Silicone gel substrates were prepared in glass-bottomed 35 mm dishes (GWSB-3522 with #1.5 coverglass bottoms from WillCo Wells B.V.). Tracer particles, 40 nm carboxylated far-red fluorescent beads (excitation/emission 690/720 nm, from Invitrogen) were deposited on the coverglass bottoms at a low concentration to serve as fiduciaries of the glass surface. Pre-polymers for 2 and 8 kPa gels were prepared by mixing the components B and A of QGel 920 (Quantum Silicones) high refractive index (n = 1.49) silicone gel at ratios of 1.07:1 and 1.15:1, respectively, as described in Gutierrez et al.[7] The pre-polymers were spin-coated onto the coverglass bottoms at 2500 rpm for 30 sec and then baked for 2 hrs in a 100 °C oven, producing ~34 µm thick layers of cured gels. The gels were then treated with (3-Aminopropyl)triethoxysilane (APTES) to functionalize their surfaces. The same 40 nm carboxylated far-red fluorescent beads were covalently linked to the gel surfaces by incubating the gels under a suspension of the beads (1:10000 dilution from the 5% stock suspension) in 20 mM HEPES, pH = 8, with 0.01% EDC as a catalyst. To assess the each gel’s thickness, a fluorescence microscope with an oil-immersion objective was focused on beads on the surface of the gel and then on beads on the surface of the glass; the difference between the readings of the nosepiece knob of the microscope (z-axis positions of the objective) was calculated (and multiplied by 0.98 to correct for the difference between the refractive indices of the immersion oil, 1.515, and the gel, 1.49). The elastic moduli of the gels were measured with the microfluidic technique described in Gutierrez et al.[31] by assessing the deformation of a ~70 µm thick layer of the gel on a 35×50 mm #1.5 microscope cover glass under a controlled shear flow. To minimize the experimental uncertainty, the ~70 µm thick samples were prepared for each batch of the gel pre-polymer and cured together with the ~34 µm thick gels used in experiments on cells (2 hrs in a 100 °C oven). The Green’s function for a gel with this thickness was found to be minimally different from the Boussinesq solution that we used for this study (Supplementary Fig. 14).

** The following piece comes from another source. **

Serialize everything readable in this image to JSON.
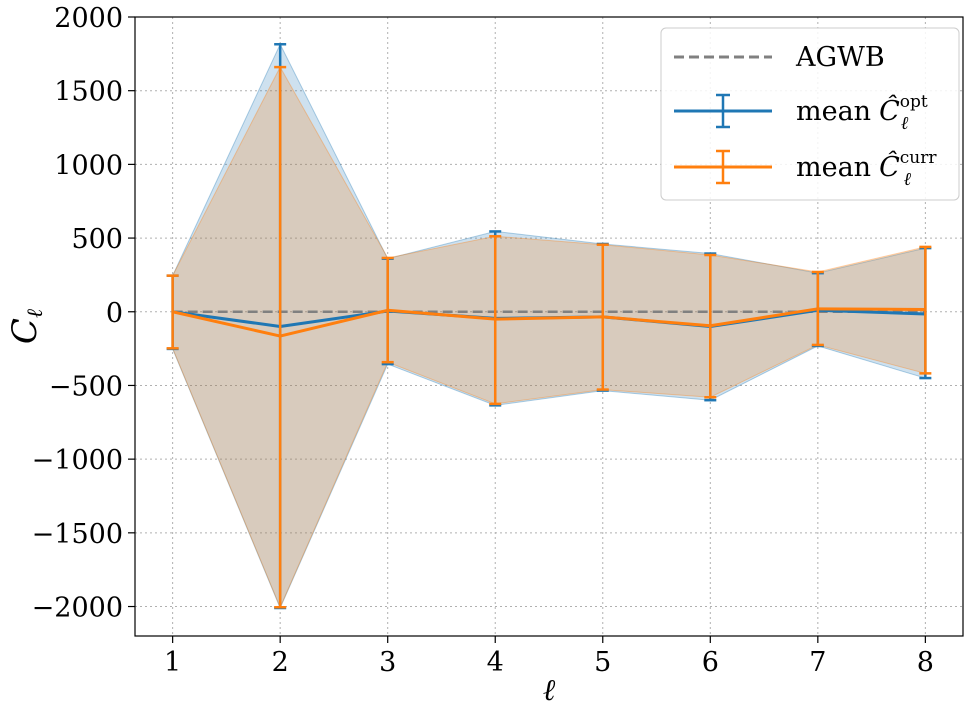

To facilitate cell adhesion, the substrates were coated with fibronectin (FN) by incubation with 50 µg/ml of FN and 100 µg/ml 1-Ethyl-3-(3-dimethylaminopropyl) carbodiimide in PBS, (pH 7.4) for 15 min at room temperature. The coated dishes were washed 3 times with PBS and filled with cell media before cell seeding. Cells were transfected with HaloTag-paxillin using the Neon Transfection System (Invitrogen) right before being seeded. After 48 h in the incubator, cells were labeled by incubation with 5 µM HaloTag TMR ligand (Promega) for 15 min at 37°C with 5% CO2. Cells were then washed three times with warm growth medium to remove unbound ligands. After the final wash, cells were incubated in fresh growth medium for 30 min in the incubator. Right before imaging, in order to protect the cells from photo-damage during live imaging while allowing for subsequent trypsin treatment, the imaging chamber was fitted with inlet and outlet tubing, sealed with Valap[32], and filled with imaging media – Leibovitz’s L-15 medium (Life technology) without phenol red supplemented with 1% penicillin-streptomycin, 10% FBS, 0.45% glucose and 1% oxyrase – using a 10-mL syringe.

Live cell imaging

Cells were imaged in an enclosed 37°C, 5% CO2 incubation chamber. Images were taken on the 561 nm (paxillin TMR) and the 642 nm (beads) channels with a 500 ms exposure time every 5 seconds for 200 frames using a Nikon Ti Total Internal Reflection Fluorescence (TIRF) microscope using a 100× objective with 1.5× additional magnification factor with a Hamamatsu ORCA-D2 CCD camera (Hamamatsu Corporation, Bridgewater. NJ, USA, final resolution: 43 nm/pixel). To obtain a bead image from the undeformed substrate, cells were removed from the substrate by injecting a high dose (0.5%) of 5 mL Trypsin/EDTA (Invitrogen) for 30 min.